Shary Boyle creates artwork in a variety of disciplines, including sculpture, drawing, and performance. She borrows themes and aesthetics from mythology, old technology, and folk art. Her work is often very detailed, inviting the viewer to take a closer look. Her art is about feminist, historical, and political subjects. Shary Boyle is very inclusive, and she often collaborates with other creative people.

Studio Activity

Make a clay pinch pot that represents you and your relationship with your family.

Materials:

  • Air-dry clay
  • Sculpting tools (craft sticks, ribbon tools, scrapers)
  • Newspaper or canvas to cover your work surface
  • Container or spray bottle of water
  • Sponges and water for cleaning

Step 1

Think about yourself in relation to your family, guardians, or friends. What moments or memories do you think of? What colours do you see? What shapes or patterns come to mind?

Who will you give this pinch pot to? Do you want to keep it for yourself? Consider these things as you work.

Step 2

Take a chunk of clay about the size of your fist. Form it into a ball, making sure that it’s compressed and that there are no gaps inside.

Step 3

Take one thumb and push it into the centre of the ball. With your palms and fingers holding the ball, place both thumbs inside the hole you made. Using a pinching motion, form the walls of the pot.

Take your time. Make sure the walls don’t get too thin, especially at the base of the pot.

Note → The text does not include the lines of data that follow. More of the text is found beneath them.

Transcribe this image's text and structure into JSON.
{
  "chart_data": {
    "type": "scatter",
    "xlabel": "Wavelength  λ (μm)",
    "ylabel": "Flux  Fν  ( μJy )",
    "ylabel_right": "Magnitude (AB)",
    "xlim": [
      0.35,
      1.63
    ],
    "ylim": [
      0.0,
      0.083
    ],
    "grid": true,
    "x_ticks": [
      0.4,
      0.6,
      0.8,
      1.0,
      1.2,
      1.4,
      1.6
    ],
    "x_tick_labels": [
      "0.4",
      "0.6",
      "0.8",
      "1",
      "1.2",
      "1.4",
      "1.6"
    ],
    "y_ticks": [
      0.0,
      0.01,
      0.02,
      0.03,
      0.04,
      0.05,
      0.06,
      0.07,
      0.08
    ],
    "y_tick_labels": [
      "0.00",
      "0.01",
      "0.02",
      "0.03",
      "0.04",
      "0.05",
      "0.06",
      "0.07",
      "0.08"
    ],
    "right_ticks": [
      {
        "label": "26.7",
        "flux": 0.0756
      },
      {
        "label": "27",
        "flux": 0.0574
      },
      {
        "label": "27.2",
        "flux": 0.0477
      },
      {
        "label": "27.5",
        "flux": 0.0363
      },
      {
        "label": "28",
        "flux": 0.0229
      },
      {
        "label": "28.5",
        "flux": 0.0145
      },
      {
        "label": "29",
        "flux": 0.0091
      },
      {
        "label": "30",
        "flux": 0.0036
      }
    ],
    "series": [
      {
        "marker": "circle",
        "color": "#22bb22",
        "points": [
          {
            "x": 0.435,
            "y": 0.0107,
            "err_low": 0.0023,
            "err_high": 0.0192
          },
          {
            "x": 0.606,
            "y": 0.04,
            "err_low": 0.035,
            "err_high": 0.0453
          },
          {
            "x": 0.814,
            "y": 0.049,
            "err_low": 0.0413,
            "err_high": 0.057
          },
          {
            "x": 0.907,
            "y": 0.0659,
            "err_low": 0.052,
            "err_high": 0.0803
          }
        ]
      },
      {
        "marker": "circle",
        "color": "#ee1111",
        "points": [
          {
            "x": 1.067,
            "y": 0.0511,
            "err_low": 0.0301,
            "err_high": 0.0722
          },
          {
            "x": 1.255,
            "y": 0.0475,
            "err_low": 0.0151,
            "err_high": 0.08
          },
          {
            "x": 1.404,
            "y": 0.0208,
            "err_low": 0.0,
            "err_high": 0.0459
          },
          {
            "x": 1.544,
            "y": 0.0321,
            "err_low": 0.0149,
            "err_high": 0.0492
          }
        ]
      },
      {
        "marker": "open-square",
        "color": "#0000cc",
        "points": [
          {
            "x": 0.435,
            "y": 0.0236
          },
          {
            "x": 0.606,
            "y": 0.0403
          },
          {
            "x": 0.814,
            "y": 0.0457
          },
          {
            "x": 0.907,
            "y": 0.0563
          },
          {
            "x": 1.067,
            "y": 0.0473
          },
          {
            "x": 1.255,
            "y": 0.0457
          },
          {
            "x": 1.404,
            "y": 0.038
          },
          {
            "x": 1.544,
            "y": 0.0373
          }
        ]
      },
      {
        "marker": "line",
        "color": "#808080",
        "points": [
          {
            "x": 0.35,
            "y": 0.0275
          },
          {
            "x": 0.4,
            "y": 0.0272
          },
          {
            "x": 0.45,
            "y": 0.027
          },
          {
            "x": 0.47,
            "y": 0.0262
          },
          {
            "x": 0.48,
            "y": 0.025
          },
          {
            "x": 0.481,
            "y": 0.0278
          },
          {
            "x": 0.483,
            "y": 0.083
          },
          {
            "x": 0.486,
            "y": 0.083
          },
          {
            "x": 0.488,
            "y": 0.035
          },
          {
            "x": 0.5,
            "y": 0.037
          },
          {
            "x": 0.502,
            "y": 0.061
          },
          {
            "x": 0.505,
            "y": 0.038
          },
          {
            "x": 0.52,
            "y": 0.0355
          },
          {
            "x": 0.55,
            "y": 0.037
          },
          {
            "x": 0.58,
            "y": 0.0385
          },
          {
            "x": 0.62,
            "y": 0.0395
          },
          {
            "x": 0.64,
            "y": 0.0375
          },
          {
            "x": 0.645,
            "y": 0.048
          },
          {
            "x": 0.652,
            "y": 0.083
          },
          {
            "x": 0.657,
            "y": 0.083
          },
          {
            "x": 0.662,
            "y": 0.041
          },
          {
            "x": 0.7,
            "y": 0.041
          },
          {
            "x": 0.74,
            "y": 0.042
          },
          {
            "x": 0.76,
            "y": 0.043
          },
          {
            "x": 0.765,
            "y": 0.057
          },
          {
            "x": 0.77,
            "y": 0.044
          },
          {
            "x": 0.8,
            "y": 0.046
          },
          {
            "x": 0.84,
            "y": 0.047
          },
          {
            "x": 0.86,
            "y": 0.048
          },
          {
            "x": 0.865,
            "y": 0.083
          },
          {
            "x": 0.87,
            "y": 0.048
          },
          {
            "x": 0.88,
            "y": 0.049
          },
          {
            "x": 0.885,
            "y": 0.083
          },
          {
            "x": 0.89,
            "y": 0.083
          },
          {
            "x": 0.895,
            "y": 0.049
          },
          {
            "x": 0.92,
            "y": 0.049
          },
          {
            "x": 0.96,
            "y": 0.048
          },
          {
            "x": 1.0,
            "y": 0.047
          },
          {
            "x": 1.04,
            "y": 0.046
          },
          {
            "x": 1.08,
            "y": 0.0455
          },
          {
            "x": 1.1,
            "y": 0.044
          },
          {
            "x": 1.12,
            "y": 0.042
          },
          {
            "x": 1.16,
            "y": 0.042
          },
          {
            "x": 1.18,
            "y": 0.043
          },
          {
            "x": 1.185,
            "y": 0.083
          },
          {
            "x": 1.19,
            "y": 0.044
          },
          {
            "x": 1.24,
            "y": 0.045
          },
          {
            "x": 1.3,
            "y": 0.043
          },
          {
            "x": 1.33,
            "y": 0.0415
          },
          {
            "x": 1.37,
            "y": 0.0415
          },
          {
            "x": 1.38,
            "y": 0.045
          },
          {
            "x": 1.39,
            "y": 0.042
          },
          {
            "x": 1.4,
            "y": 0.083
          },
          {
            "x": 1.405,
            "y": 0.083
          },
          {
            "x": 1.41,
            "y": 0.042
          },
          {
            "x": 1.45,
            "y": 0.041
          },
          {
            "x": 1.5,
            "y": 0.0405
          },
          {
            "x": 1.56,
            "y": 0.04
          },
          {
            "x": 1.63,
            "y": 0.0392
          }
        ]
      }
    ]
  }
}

Aim for the walls of your pot to be about as thick as the width of your pinkie.

Tip! If your clay feels dry, wet the tip of your fingers or spray your hands with water. This will make it easier to work with the clay. But be careful! You don’t want to use too much water, or the clay will get too sticky, become too soft, and collapse.

Step 4

Now, you have a pot with even walls that can hold its shape. It’s time to get creative and remember the things we were thinking about in Step 1.

Using your sculpting tools, you can carve the surface of your pot. You can also make small changes to the shape of your pot. For example, you can turn the rim of your pot outward or inward.

Tip! If you want to add clay to your pot, make sure to score and slip! That’s when you use a tool to make shallow, criss-cross marks on the surfaces where the new clay and the pot will be connected (score). Then, you dip one finger in water and wet the surfaces where you made those marks (slip). After following these steps, you can add the new clay to your pot. Use your fingers to smooth the seams.

Step 5

Leave your pot to dry. Once it’s dry, you can paint your pot. You can also give your piece a title.

Things to Think About

  • What makes you unique? What makes us the same?
  • How do you see yourself? How do you think other people see you?
  • How can you represent yourself visually?